Sad Sack Pneu when he tried to stick his member into the tight cunt of Nancy, the Chinese girl Ricky made available to the gang of beavers who were Pneu's friends, sharing her like a prebend, a little plot of pussy to be stamped and perforated. No, it wouldn't go in, the ejaculation was an ululation through an embrasure in the wall, hitting the window of Pneu's attic room. The sperm whistled through the air, expended, without hitting the ball spot. The moral turpitude of the act, yet there was so much pleasure in it that was the cosine of its sine wave, the friction of the palm of his hand against his bongara. Howsoever it happened, weighed heavily on his conscience, it had little to be desired in the designs it had to encapsulate the quandary of his soul, which was to be rectified before the authorities. Matson Smith even confessed it jocularly, how many times he masturbated, when confessions were heard in the high school gym. He thought it was a joke, the act of contrition an ejaculation itself to God, the sperm giving up its spirit to the denizens of the air, who may be demons for all Pneu knew, uselessly chucked in the toilet bowl or bathroom sink. Jesus was conceived by the Holy Spirit. The endeavor to conceive of the thing itself, the orange glowing follicles of Molly's mane, the idea of it! How could there be any credibility, or objectivity, in the matter of the televisual thing?
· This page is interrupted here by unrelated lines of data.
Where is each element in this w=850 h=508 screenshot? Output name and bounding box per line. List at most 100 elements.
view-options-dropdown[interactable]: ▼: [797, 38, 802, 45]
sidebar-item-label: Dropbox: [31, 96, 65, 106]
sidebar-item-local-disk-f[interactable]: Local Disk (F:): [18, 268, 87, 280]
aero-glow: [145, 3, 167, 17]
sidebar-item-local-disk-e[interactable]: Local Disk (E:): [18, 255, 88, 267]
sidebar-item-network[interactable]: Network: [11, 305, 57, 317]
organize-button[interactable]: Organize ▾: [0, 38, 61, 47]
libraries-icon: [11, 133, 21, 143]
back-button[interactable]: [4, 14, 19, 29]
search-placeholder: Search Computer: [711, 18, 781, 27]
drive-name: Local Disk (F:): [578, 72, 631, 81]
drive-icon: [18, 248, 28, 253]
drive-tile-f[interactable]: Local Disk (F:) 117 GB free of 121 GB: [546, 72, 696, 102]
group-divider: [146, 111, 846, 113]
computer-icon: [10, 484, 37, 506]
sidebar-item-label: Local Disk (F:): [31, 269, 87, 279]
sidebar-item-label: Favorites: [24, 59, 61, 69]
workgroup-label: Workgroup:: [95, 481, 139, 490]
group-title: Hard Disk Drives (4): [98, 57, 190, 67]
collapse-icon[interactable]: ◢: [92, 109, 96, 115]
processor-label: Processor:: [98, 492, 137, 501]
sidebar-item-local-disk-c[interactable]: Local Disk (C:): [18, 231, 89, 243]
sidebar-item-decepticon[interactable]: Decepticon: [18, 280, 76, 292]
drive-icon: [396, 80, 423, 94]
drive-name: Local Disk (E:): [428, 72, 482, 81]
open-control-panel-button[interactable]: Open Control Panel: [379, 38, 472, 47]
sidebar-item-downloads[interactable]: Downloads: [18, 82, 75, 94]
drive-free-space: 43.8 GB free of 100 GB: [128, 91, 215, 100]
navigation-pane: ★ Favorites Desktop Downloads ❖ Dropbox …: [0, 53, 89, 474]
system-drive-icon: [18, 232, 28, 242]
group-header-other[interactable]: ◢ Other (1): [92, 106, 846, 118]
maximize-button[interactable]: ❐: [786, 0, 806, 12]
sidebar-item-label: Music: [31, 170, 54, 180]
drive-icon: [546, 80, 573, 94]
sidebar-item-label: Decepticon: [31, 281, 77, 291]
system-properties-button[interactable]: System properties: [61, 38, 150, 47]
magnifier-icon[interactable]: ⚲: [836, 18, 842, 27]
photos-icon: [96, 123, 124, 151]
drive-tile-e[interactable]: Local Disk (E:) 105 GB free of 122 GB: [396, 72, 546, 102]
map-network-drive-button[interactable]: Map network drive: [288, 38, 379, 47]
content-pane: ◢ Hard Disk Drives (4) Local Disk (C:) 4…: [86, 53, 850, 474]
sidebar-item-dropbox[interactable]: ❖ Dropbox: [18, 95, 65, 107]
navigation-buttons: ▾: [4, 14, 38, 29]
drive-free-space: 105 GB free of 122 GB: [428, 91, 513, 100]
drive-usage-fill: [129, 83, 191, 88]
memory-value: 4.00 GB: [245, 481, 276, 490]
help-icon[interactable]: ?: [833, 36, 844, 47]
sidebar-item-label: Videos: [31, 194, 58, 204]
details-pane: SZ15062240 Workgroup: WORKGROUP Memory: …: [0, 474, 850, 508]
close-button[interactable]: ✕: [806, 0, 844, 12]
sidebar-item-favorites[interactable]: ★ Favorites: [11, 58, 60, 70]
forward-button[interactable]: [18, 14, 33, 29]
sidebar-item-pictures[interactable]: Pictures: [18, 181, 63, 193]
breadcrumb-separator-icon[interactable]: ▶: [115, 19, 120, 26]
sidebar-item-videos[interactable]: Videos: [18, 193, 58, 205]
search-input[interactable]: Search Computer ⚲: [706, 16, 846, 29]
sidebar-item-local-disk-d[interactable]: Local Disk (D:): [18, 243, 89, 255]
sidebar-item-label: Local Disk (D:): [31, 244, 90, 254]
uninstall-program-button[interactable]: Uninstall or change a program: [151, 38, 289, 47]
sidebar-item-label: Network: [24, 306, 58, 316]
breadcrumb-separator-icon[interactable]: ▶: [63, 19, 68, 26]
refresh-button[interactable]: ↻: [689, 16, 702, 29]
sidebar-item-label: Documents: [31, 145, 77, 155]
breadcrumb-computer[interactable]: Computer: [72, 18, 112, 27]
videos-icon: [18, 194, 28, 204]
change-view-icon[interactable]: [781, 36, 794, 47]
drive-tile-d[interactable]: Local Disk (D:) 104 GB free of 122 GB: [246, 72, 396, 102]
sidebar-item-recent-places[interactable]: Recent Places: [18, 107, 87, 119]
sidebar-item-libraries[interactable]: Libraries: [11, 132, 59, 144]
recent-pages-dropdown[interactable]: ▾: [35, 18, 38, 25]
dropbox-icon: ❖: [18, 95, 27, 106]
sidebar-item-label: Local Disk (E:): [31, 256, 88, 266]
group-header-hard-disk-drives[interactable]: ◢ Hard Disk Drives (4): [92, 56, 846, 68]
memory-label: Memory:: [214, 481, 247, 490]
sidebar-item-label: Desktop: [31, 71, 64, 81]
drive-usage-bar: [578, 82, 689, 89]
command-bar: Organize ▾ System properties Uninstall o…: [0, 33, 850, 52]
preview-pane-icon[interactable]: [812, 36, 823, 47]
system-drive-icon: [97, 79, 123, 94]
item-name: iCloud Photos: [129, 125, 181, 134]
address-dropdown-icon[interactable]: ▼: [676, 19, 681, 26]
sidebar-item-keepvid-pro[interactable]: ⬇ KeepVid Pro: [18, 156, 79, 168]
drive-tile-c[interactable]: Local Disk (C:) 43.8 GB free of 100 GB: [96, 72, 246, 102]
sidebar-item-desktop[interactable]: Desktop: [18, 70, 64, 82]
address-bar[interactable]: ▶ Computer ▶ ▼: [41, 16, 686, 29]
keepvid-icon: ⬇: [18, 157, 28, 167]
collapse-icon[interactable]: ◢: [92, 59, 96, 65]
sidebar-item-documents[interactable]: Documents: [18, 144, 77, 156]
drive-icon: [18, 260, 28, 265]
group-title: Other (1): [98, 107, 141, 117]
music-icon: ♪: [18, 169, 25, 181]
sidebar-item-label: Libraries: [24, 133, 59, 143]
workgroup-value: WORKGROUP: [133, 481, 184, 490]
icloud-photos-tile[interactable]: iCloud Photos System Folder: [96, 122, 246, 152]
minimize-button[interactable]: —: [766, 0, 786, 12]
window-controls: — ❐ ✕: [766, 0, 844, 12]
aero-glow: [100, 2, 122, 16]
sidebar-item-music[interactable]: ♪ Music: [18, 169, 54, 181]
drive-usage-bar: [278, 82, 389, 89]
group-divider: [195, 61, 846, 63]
To masturbate to it? Conceived by the Holy Ghost, give up the ghost. Later the Church changed it to the Holy Spirit. The body is not the soul, is merely a prebend for the lucky winner in the lottery of souls waiting to attach themselves like postage stamps, to come into the world as immigrants or aliens. A premium on souls because too many bodies. All that sperm wasted.
Prevarication or asseveration? Which was it? Pneu knew enough not to know the difference. It was the same to him whether Scott Key lied or continued to lie. There was no one instance of a lie, it was a continual, reassuring lie, like a constant in a mathematical equation. A running lie, a series of lies, as if asserting the same thing over and over again, whether going to the right on the number line, or going to the left of zero on the number line. Geometry was all about uniformity, and Scott's lies were uniformly a saying of yes over and over again, asserting their falsity or truth value, there was no difference, whether positive or negative, it was all the same to Pneu's bent ear.